Wisdom and timeliness ripple through Slave Play, but the light it shines on white women is especially bright and unflattering. 2018 seems to be the year of showing white people to themselves, especially women, who benefit most from an unearned presumption of innocuousness, both in works of fiction and in real life. (See this year’s collection of viral videos of white women using the police as customer service agents whenever they’re irked by the presence of brown skin.)
The pleasant-seeming-but-diabolical white woman is a recurring trope, from Adora Crellin on HBO’s Sharp Objects, hidden behind yards of floral prints and impeccable manners, to Get Out’s Rose Armitage to the character of Miss in the play What to Send Up When It Goes Down. She is such an archetype that it doesn’t take much to render her recognizable: Ugo Chukwu plays Miss with a pair of white lace opera-length gloves, a strand of pearls, a Southern accent and a repeated insistence that “my hands are clean.” Her hands may be clean, but her soul is another matter altogether.

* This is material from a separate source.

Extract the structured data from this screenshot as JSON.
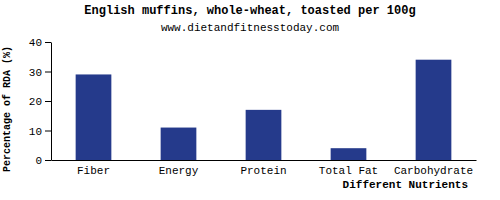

But there is a provincialism endemic to these character renderings, one associated with everything south of the Mason-Dixon Line. What makes Slave Play so subversive, and what ties it to Get Out, is its focus on Northern whiteness, and the way both works peel back a veneer of racial innocence that still gets ascribed to this region of the country. I carry no such illusions: I have been called the N-word while sitting in a cab in Manhattan and have cringed with fear at the sight of a massive Confederate battle flag affixed to a pickup truck in Southern California.
America is America everywhere.
And yet, to make this point clear, the black characters of Slave Play bring their white partners to the MacGregor Plantation, hoping to mend what ails their flaccid relationships: their white partners’ inability to be honest about their whiteness. Will it work? Can it?
The plantation, after all, was and remains the site of so many lies — lies that continue to permeate our national psyche, lies that must be unlearned if our great experiment in democracy is to flourish, lies that were immortalized and celebrated with Margaret Mitchell’s pen and Victor Fleming’s camera in Gone With the Wind.
Carry me back to Old Virginny, indeed.
Teyonah Parris (right) as Kaneisha and Paul Alexander Nolan as Jim in Slave Play.
Joan Marcus
In Slave Play, Kaneisha has her therapeutic breakthrough when she realizes that there is nothing wrong with her. But there is something very wrong with her handsome English boyfriend, who refuses to see how he participates in and benefits from what he views as a fundamentally American ailment. In a monologue at the close of Act 2, she hisses:
There’s no way
now
I can unknow …
that when your people landed on this land
a third of the indigenous population of the entire continent died of disease. Not disease you actively gave them.
Your mere presence was biological warfare.
VIRUS.
You’re a virus.
You’re the virus
That’s why I look at you as though
you are infected.
Slave Play doesn’t just dispel illusions, it takes great pleasure in doing so. In his notes to the actors, Harris writes, “Slave Play is a comedy of sorts. … You should not work to make the audience comfortable with what they are witnessing at all.”
And so, in a dangerously delicious way, the playwright says to the audience: Here, honey. Put this ball gag in your mouth. We’re gonna have some fun tonight.